Nick Cave devant le tombeau de Lazare
Que fait donc Nick Cave ? Un bréviaire, une confession, une œuvre ? Il fait un peu penser, mutatis mutandis, à l’entreprise de Zola avec les Rougon-Macquart : dessiner toujours plus vaste que la livraison de l’année, que le passage par tel ou tel genre ou tel ou tel décor. Dig, Lazarus, Dig !!! est arrivé, presque trois mois avant sa parution (le 3 mars en CD), avec un lyrisme mi-Lou Reed mi-Bowie, des échos de Suicide ou des Ramones dans le poids et le tranchant du son, des teintes newyorkaises pré-Talking Heads…
Le titre de l’album, la première chanson, le premier single, c’est Dig, Lazarus, Dig !!!, beau fracas et belle idée de mantra : « Enterre-toi, Lazare, enterre-toi ! » Une belle idée en marge de l’évangile de Jean. Sur son site, Nick Cave explique : « Dès que j’ai entendu parler de l’histoire de Lazare, quand j’étais gosse, à l’église, elle m’a dérangé et troublé. Traumatisé, en fait. Nous sommes tous, bien sûr, effrayés par le plus grand des miracles du Christ – faire se relever un mort – mais je ne pouvais pas m’empêcher de me demander ce qu’a ressenti Lazare. Enfant, pour être honnête, ça me donnait la chair de poule. J’ai pris Lazare et l’ai collé à New York pour donner un tour branché et contemporain à la chanson. Je pensais aussi à Harry Houdini qui a passé une bonne partie de sa vie à démasquer les spécialistes des « esprits » qui faisaient leur beurre sur le dos des familles en deuil. Il croyait qu’il n’existe rien au-delà du tombeau. Il était le second grand spécialiste de l’évasion, Lazare étant évidemment le premier. Je voulais créer une sorte de moyen de transmission, de médium, pour qu’Houdini nous parle s’il le désire, depuis la tombe. Parfois, tard dans la nuit, si vous écoutez la chanson avec assez de force, vous pouvez entendre sa voix et le triste cliquetis de ses chaînes. « Je ne sais pas ce que c’est, mais il se passe vraiment quelque chose là-haut », semble-t-il dire. C’est surtout une élégie au New York des années 70. »

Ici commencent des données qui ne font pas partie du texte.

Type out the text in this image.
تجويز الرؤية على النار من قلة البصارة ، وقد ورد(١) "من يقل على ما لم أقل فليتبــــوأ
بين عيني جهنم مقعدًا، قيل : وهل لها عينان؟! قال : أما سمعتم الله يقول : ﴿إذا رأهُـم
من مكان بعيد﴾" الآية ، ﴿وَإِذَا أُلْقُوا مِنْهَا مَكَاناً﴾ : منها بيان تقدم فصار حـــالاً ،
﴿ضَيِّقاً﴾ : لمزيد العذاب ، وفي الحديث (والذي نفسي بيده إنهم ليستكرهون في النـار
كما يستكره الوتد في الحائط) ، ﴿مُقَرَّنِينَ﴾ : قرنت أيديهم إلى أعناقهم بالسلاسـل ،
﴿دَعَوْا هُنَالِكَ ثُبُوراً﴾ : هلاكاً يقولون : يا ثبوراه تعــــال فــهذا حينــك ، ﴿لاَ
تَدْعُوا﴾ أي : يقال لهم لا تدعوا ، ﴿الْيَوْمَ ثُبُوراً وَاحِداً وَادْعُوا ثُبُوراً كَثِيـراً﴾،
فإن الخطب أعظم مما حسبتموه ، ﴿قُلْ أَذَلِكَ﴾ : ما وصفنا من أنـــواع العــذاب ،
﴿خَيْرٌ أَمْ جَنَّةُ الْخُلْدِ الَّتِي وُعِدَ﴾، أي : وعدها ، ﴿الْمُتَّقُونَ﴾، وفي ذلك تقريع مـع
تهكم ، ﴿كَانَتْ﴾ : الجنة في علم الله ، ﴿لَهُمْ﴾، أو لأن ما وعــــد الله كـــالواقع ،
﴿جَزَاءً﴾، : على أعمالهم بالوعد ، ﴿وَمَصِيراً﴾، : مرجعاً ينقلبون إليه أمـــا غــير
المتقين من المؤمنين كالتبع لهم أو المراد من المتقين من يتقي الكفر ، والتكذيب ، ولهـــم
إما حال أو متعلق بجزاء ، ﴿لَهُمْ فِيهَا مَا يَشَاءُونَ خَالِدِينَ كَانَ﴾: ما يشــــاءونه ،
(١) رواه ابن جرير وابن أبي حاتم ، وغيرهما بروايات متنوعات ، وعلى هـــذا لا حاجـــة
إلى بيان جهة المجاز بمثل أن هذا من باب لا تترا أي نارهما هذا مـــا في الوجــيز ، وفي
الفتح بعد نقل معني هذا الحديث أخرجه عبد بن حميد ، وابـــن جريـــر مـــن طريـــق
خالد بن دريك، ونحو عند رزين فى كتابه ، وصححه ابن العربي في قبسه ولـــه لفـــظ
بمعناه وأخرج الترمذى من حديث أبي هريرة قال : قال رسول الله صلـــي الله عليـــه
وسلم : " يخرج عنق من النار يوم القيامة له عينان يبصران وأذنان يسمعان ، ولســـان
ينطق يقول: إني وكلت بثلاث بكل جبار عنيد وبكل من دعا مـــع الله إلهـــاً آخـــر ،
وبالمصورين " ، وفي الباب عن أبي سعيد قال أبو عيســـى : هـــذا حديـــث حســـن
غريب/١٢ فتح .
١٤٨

Et Zola ? Ce que l’on a du mal à percevoir ici en France, c’est à quel point Nick Cave est façonné par la Bible, comme sans doute peu de gens dans notre culture depuis un ou deux siècles. Je ne parle pas de religion, mais de la Bible. Son roman Et l’âne vit l’ange (du Faulkner en plus noir et en – justement – plus biblique), son introduction à l’évangile de Marc dans une édition de poche de la King James Version, des dizaines de chansons : Nick Cave est de la même lignée que les grands auteurs de musique chrétienne (ce qui suscite l’intérêt de l’Université). Son « Enterre-toi, Lazare, enterre-toi ! » est de la même audace que, jadis, Robert MacGimsey qui exhuma l’histoire de Schadrac, Méschac et Abed Nego dans le livre de Daniel pour en faire le classique Shadrack. Le temps de la Bible et le temps actuel, les figures de la Bible et nos vies de ce siècle, les tribulations d’Israël et la destinée d’un peuple présent…
Une fois de plus, en France, on va parler du son, de la force, de la personnalité, et on va contourner soigneusement le centre de ce qu’écrit Nick Cave, son enracinement très au-delà du chantier punk, très au-delà même de l’histoire de l’Australie – une conscience commune à beaucoup des anglo-saxons du Nouveau Monde, qui est d’habiter le Livre avant d’habiter un pays.
2 commentaires:
Tout à fait d'accord.
Sylvain
http://parlhot.over-blog.com
Bonjour,
Juste pour faire le malin, "Schadrac, Méschac et Abed Nego" sont également mentionnés par les Beastie Boys dans un morceau de leur album Paul's Boutique.